Mudança no discurso de Trump sobre o Irã acirra tensão internacional
A mais recente postagem do ex-presidente dos Estados Unidos, Donald Trump, na rede social Truth Social, marcou uma mudança significativa no tom utilizado em relação ao regime iraniano. Até então, o republicano justificava possíveis ações militares no país como forma de conter a brutal repressão contra manifestantes que tomaram as ruas a partir de dezembro. No entanto, na quarta-feira, 28 de fevereiro, essa questão foi notavelmente omitida.
Pedido de negociação é acompanhado por ameaças explícitas
Em sua mensagem, Trump fez um apelo direto para que o Irã "sente-se à mesa" de negociações e busque um acordo nuclear justo e equitativo. O ex-presidente americano foi enfático ao afirmar que "o tempo está se esgotando" e lembrou da "Operação Marteo da Meia-Noite", realizada em junho do ano passado em parceria com Israel, que resultou no bombardeio de três instalações nucleares iranianas.
Trump advertiu que "o próximo ataque será muito pior" e destacou o deslocamento de uma "enorme armada" americana em direção ao Irã, liderada pelo porta-aviões Abraham Lincoln. Ele comparou essa movimentação com a ação recente na Venezuela que resultou na captura do ditador deposto Nicolás Maduro.
Contexto histórico do acordo nuclear
Vale ressaltar que em 2018, durante sua presidência, Trump retirou os Estados Unidos do acordo nuclear com o Irã que havia sido negociado por seu antecessor, Barack Obama, em 2015. Essa decisão fez com que o regime iraniano retomasse e acelerasse seu programa nuclear, criando uma das principais fontes de tensão entre os dois países.
O tom atual contrasta fortemente com discursos anteriores de Trump. Em 13 de janeiro, por exemplo, ele enviou uma mensagem direta aos opositores do regime liderado pelo aiatolá Ali Khamenei, incentivando-os a "continuarem protestando" e prometendo que "a ajuda está a caminho".
Resposta iraniana eleva o tom do confronto
Em resposta às declarações de Trump, autoridades iranianas devolveram as ameaças e reforçaram sua posição de embate. Ali Shamkhani, conselheiro sênior do líder supremo Ali Khamenei, postou na rede social X que qualquer ataque dos Estados Unidos será considerado o início de uma guerra.
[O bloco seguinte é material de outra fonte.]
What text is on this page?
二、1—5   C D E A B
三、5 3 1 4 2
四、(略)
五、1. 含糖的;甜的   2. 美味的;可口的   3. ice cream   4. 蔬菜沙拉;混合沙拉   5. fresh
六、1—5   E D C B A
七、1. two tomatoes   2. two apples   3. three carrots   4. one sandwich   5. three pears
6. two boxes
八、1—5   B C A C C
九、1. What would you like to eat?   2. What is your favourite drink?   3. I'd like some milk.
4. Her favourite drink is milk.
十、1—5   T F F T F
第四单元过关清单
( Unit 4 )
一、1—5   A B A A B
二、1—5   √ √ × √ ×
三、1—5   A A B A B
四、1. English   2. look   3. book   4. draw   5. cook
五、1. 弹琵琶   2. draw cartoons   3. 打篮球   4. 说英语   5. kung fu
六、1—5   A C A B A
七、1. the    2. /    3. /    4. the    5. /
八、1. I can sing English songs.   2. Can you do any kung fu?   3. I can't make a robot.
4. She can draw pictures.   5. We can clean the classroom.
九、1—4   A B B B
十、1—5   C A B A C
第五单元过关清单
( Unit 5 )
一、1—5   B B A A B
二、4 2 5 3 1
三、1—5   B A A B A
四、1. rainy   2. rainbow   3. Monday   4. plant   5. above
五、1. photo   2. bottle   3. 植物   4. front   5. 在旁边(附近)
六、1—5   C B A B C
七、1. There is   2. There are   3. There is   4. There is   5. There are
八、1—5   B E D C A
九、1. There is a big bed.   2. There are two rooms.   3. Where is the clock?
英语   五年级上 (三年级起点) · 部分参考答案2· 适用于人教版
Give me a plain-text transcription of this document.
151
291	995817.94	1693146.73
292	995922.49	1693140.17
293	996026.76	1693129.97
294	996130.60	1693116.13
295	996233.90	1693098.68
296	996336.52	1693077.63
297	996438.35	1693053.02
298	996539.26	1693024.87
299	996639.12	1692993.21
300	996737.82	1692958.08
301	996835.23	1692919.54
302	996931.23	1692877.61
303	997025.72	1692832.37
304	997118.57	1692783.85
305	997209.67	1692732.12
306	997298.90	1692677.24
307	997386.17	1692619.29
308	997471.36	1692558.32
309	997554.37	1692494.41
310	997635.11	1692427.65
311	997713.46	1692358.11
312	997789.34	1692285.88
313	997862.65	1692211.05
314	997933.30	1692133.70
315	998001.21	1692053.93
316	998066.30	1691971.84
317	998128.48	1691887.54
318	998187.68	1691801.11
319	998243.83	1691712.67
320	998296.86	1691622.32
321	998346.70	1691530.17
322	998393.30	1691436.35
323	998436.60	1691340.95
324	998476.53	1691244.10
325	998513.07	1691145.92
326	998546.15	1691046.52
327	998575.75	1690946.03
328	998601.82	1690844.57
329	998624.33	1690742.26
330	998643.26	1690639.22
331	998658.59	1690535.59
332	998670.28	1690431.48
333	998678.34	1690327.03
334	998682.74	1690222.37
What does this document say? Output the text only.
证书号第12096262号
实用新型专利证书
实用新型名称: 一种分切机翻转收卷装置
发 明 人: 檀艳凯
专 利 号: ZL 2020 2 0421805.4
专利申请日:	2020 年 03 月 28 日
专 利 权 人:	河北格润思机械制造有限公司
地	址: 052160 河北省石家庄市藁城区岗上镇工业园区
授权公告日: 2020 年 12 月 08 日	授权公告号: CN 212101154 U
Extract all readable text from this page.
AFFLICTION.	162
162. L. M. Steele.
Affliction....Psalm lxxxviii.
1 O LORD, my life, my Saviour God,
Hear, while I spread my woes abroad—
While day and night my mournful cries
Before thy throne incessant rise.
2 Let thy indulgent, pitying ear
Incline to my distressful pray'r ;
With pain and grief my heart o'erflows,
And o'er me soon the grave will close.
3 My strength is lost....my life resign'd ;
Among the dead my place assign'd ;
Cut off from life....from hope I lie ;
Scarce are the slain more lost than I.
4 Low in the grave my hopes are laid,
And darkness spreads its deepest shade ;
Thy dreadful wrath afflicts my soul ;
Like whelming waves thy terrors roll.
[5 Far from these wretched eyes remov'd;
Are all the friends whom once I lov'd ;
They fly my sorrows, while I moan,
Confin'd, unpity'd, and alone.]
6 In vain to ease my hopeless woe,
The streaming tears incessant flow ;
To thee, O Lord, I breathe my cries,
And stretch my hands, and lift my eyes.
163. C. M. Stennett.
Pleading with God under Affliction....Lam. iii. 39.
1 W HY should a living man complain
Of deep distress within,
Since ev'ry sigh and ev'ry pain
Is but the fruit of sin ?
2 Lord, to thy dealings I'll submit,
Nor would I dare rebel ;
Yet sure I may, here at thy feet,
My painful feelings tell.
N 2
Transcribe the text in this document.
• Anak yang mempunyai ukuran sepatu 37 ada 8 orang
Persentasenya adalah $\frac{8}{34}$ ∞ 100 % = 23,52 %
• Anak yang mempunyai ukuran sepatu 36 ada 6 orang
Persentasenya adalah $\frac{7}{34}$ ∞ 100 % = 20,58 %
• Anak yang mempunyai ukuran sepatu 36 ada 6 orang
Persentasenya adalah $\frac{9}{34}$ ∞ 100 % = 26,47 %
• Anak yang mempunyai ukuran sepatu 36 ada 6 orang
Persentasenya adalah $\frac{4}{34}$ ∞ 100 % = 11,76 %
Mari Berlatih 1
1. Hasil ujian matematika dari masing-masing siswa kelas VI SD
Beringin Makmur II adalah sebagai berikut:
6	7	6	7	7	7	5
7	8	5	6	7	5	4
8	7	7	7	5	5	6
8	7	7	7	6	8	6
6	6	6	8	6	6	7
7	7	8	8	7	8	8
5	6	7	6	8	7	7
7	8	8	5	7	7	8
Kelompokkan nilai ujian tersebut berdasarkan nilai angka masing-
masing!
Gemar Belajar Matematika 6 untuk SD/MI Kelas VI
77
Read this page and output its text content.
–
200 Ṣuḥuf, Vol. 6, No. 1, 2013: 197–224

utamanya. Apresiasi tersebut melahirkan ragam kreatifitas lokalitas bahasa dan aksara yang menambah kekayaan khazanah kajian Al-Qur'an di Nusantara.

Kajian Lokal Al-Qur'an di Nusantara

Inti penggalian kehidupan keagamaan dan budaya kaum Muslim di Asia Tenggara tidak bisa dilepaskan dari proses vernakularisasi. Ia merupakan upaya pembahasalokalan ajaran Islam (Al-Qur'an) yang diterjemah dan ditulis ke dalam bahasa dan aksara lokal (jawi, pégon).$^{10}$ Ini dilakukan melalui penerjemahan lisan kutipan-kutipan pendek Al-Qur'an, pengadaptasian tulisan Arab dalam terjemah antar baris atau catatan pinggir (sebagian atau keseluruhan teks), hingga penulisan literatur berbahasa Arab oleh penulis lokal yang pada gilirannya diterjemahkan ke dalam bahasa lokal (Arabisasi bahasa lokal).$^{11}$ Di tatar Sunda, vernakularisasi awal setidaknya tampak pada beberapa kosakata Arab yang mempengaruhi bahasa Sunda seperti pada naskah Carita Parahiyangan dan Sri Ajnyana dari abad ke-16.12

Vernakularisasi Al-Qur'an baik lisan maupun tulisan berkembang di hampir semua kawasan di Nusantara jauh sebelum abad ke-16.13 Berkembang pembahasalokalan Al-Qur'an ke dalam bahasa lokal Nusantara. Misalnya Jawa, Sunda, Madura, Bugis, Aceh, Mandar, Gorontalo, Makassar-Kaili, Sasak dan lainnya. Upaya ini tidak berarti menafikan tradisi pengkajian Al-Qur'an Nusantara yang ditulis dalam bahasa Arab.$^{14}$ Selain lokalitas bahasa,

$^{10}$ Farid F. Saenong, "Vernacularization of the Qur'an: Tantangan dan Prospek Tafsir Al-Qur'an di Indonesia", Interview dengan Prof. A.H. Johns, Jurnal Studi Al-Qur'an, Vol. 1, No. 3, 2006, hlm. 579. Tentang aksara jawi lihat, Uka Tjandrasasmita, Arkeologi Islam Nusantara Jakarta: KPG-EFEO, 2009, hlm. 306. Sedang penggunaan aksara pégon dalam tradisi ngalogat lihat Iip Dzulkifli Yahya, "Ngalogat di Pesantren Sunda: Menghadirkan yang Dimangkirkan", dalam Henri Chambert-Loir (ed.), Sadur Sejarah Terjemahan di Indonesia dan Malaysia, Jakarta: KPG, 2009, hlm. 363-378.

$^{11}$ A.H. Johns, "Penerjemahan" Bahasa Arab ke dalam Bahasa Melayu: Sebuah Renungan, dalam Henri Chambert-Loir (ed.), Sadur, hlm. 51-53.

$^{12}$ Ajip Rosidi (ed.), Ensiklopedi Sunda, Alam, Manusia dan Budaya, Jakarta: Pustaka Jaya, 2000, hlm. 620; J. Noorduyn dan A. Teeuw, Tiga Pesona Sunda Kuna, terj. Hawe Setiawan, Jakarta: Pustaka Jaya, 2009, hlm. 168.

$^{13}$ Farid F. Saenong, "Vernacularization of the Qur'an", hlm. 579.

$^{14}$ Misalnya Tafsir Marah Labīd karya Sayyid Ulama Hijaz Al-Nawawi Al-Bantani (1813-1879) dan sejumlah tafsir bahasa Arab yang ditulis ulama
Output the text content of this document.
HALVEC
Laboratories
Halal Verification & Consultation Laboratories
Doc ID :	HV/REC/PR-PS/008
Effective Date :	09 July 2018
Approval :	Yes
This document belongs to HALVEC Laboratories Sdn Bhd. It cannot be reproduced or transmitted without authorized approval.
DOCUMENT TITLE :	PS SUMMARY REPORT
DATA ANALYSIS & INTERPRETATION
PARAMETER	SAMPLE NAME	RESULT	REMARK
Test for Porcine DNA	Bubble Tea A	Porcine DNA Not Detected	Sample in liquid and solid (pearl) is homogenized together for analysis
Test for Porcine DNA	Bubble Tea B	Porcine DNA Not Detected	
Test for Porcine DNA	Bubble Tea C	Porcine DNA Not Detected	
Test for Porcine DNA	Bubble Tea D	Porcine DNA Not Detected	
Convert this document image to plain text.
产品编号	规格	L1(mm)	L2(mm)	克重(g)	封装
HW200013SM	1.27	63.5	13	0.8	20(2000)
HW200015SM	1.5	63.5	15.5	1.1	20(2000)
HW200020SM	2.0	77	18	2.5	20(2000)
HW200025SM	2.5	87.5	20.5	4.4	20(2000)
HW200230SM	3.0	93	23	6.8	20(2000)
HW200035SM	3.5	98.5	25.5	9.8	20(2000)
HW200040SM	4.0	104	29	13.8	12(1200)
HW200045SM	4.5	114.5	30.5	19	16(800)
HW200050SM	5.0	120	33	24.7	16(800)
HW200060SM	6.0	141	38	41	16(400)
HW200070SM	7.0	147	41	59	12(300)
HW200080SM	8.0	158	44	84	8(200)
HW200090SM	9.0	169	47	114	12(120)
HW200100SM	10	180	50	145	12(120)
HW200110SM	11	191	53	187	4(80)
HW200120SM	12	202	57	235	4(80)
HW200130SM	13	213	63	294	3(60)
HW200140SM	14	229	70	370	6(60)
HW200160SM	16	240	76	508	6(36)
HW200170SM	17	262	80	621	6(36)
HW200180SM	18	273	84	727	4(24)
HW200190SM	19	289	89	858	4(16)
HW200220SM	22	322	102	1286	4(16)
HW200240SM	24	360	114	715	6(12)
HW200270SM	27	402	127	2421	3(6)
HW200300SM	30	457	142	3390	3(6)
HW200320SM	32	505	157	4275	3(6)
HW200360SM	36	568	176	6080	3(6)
"O Irã está pronto para o diálogo baseado no respeito mútuo e nos interesses comuns, mas se pressionado, se defenderá e responderá como nunca antes", afirmou Shamkhani.
O chanceler iraniano, Abbas Araghchi, também se manifestou, declarando que o país não negociará com Washington sob ameaças. "Conduzir a diplomacia por meio de ameaças militares não pode ser eficaz nem útil. Se eles querem que as negociações avancem, certamente precisam deixar de lado ameaças, exigências excessivas e a colocação de questões ilógicas", disse Araghchi ao comentar o deslocamento do porta-aviões Abraham Lincoln.
Análise da mudança de estratégia
Jornais internacionais como The New York Times e The Guardian destacaram essa mudança na justificativa declarada da Casa Branca para o envio de reforços militares à região. A pauta passou da indignação com a morte de manifestantes - que segundo ONGs de direitos humanos já soma mais de 6.159 mortos desde dezembro - para o destino do programa nuclear de Teerã.
Analistas apontam que Trump pode ter sido convencido por aliados no Oriente Médio, como Arábia Saudita e Israel, a não realizar um ataque direto ou adiar uma ação militar mais ampla contra o Irã. Essa mudança de foco ocorre em um momento particularmente delicado nas relações internacionais, com o programa nuclear iraniano representando uma das principais preocupações de segurança global.
A troca de ameaças entre Washington e Teerã cria um cenário de incerteza e tensão crescente, com ambos os lados demonstrando disposição para o confronto caso as negociações não avancem conforme suas expectativas. O desfecho dessa crise poderá ter implicações significativas não apenas para as relações bilaterais, mas para a estabilidade de toda a região do Oriente Médio.